The memory froze in place, smearing at the edges like a wet oil painting. Baptiste's eyes were once again on the side of his face and this time Ansel turned to meet them. He only had a moment's reprieve before the force of his Thirst returned, bringing with it the parlor and harsh morning sunlight.
"He has gotten more impudent," Baptiste said, searching Ansel's face for something.
Ansel's lip twitched but didn't quite curl. "He's got moods is all. He'll fall back in line."
After what felt like an eternity, Baptiste turned away, moving back to the settee. Olive perked up at his return, sitting straighter and making space for him.
"Dog, you and Slate will see if Malczyn is released this evening," he said, his slender fingers returning to the jigsaw puzzle. "You will silence him."

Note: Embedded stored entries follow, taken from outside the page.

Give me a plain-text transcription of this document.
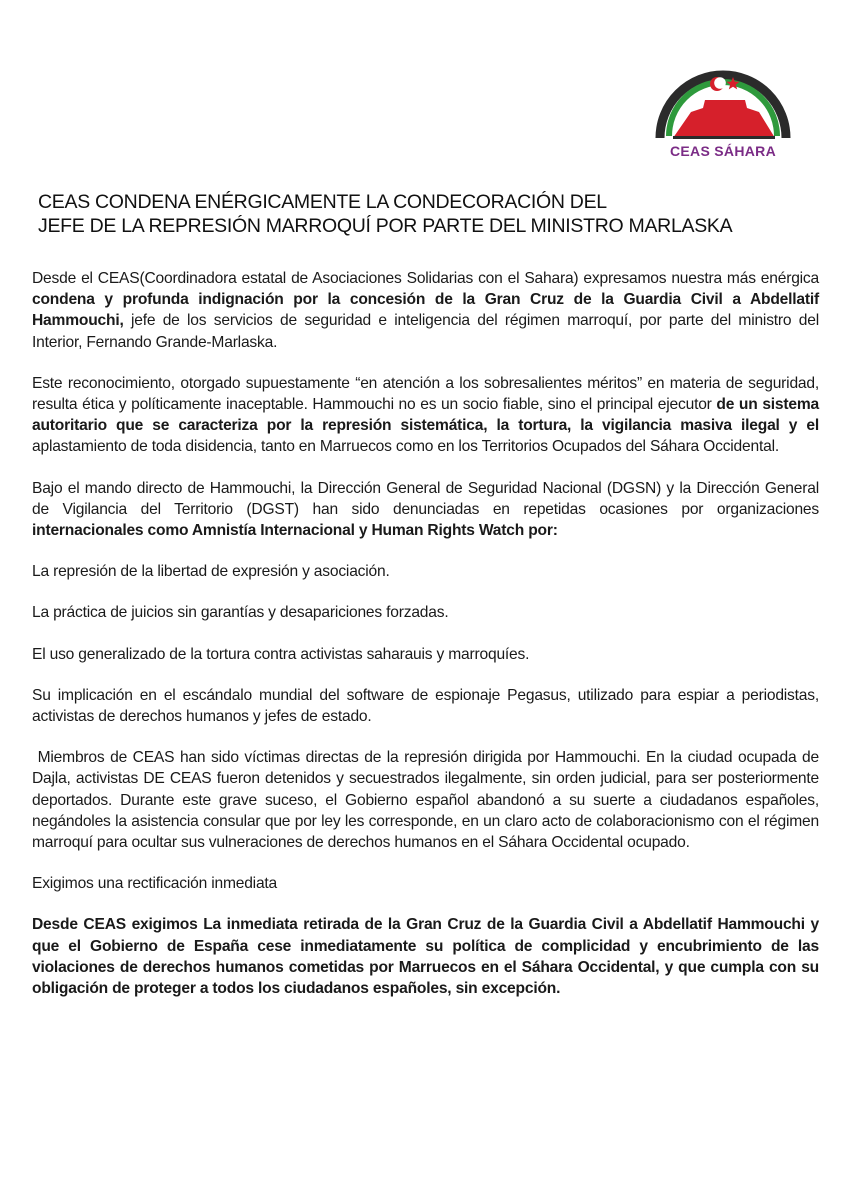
CEAS SÁHARA
CEAS CONDENA ENÉRGICAMENTE LA CONDECORACIÓN DEL
JEFE DE LA REPRESIÓN MARROQUÍ POR PARTE DEL MINISTRO MARLASKA

Desde el CEAS(Coordinadora estatal de Asociaciones Solidarias con el Sahara) expresamos nuestra más enérgica condena y profunda indignación por la concesión de la Gran Cruz de la Guardia Civil a Abdellatif Hammouchi, jefe de los servicios de seguridad e inteligencia del régimen marroquí, por parte del ministro del Interior, Fernando Grande-Marlaska.

Este reconocimiento, otorgado supuestamente “en atención a los sobresalientes méritos” en materia de seguridad, resulta ética y políticamente inaceptable. Hammouchi no es un socio fiable, sino el principal ejecutor de un sistema autoritario que se caracteriza por la represión sistemática, la tortura, la vigilancia masiva ilegal y el aplastamiento de toda disidencia, tanto en Marruecos como en los Territorios Ocupados del Sáhara Occidental.

Bajo el mando directo de Hammouchi, la Dirección General de Seguridad Nacional (DGSN) y la Dirección General de Vigilancia del Territorio (DGST) han sido denunciadas en repetidas ocasiones por organizaciones internacionales como Amnistía Internacional y Human Rights Watch por:

La represión de la libertad de expresión y asociación.

La práctica de juicios sin garantías y desapariciones forzadas.

El uso generalizado de la tortura contra activistas saharauis y marroquíes.

Su implicación en el escándalo mundial del software de espionaje Pegasus, utilizado para espiar a periodistas, activistas de derechos humanos y jefes de estado.

Miembros de CEAS han sido víctimas directas de la represión dirigida por Hammouchi. En la ciudad ocupada de Dajla, activistas DE CEAS fueron detenidos y secuestrados ilegalmente, sin orden judicial, para ser posteriormente deportados. Durante este grave suceso, el Gobierno español abandonó a su suerte a ciudadanos españoles, negándoles la asistencia consular que por ley les corresponde, en un claro acto de colaboracionismo con el régimen marroquí para ocultar sus vulneraciones de derechos humanos en el Sáhara Occidental ocupado.

Exigimos una rectificación inmediata

Desde CEAS exigimos La inmediata retirada de la Gran Cruz de la Guardia Civil a Abdellatif Hammouchi y que el Gobierno de España cese inmediatamente su política de complicidad y encubrimiento de las violaciones de derechos humanos cometidas por Marruecos en el Sáhara Occidental, y que cumpla con su obligación de proteger a todos los ciudadanos españoles, sin excepción.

Ansel's fingers twitched against his thigh and he cleared his throat. "Can I bite 'im?" he asked.
A sidelong glance from Baptiste where his Thirst skittered across Ansel's own. "You may, if this is how you wish to kill him."
Ansel stayed rooted in place until he was sure Baptiste had no further words for him. At his side, Olive too seemed to hold her breath until the man had withdrawn into himself, snapping jigsaw pieces together. She stretched out over his lap once more and cast a cool look in Ansel's direction, her implied message of You should go, loud and clear. He pivoted on his heel and marched out of the parlor, slipping his glamour back on as he skulked down the hallway to his room for a fitful sleep.